I hate how these articles always dance around the main issue. Yes, team-based care is great. But what we really need is to urgently train thousands of family doctors and nurse practitioners. We have a massive shortage and it’s only getting worse. But nobody wants to pay for it, and even lefty outlets like The Walrus aren’t calling for urgent funding. I dread what this is going to look like in ten years.
This is purely speculation on my part, but I think the Canadian Medical Association, the group which represents Canadian physicians, is interested in maintaining a shortage of physicians and, for example, would vehemently oppose graduating 5-10% more physicians starting now as a means of filling the physician gap. Their motivation is to keep existing physicians in very high demand so that they can maximize compensation and job security.
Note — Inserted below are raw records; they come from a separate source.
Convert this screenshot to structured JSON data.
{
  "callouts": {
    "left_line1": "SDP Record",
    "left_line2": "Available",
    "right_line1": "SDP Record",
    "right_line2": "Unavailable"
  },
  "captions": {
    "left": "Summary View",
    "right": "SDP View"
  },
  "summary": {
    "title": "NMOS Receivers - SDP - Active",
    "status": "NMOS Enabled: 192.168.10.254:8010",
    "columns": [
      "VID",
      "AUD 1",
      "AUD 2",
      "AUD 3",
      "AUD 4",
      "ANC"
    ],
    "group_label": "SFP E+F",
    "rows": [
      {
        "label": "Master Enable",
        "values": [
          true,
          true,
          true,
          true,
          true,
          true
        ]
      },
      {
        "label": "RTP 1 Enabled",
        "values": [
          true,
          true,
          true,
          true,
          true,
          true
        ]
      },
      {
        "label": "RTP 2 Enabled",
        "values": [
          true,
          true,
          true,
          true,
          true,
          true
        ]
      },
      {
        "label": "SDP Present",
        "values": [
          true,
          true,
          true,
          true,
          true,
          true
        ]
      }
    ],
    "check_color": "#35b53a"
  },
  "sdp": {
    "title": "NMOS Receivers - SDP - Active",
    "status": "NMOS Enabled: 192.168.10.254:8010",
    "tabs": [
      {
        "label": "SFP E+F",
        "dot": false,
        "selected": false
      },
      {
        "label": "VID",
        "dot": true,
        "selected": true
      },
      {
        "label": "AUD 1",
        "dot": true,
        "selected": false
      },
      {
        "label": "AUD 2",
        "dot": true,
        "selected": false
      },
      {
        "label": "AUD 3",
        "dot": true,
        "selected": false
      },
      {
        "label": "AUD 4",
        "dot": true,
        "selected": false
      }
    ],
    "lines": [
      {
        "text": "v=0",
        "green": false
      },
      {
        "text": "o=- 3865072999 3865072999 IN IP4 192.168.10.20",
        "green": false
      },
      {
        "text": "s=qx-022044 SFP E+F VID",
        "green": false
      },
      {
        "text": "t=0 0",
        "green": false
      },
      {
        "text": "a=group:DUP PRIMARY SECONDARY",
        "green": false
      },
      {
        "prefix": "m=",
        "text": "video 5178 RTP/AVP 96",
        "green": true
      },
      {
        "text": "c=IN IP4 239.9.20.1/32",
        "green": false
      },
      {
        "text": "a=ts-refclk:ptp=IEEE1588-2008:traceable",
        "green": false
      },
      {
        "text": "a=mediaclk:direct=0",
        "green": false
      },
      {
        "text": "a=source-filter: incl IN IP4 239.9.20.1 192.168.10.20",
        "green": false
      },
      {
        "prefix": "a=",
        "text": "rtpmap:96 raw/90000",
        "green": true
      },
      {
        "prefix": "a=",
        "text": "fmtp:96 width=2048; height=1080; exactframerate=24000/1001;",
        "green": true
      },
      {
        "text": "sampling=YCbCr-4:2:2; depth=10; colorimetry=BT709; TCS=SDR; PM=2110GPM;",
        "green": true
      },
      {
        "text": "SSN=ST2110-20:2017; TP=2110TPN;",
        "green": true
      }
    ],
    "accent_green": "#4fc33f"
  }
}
I think the ultimate problem (neoliberalism) is that there are too many people in positions of power that are trying to profiteer off of a system that’s intended to provide a public service (e.g., privatization of healthcare, hospital inaccessibility in rural communities, the large number of Canadians without a primary care provider)
The CMA’s goal is indeed privatization of healthcare for profit.
Reference for this statement please?
It was here on lemmy by someone. I have a hard time finding it. It was an anecdotal evidence about someone working in some capacity for the CMA, and they’ve seen the lobbying by the entity. I will try to find it.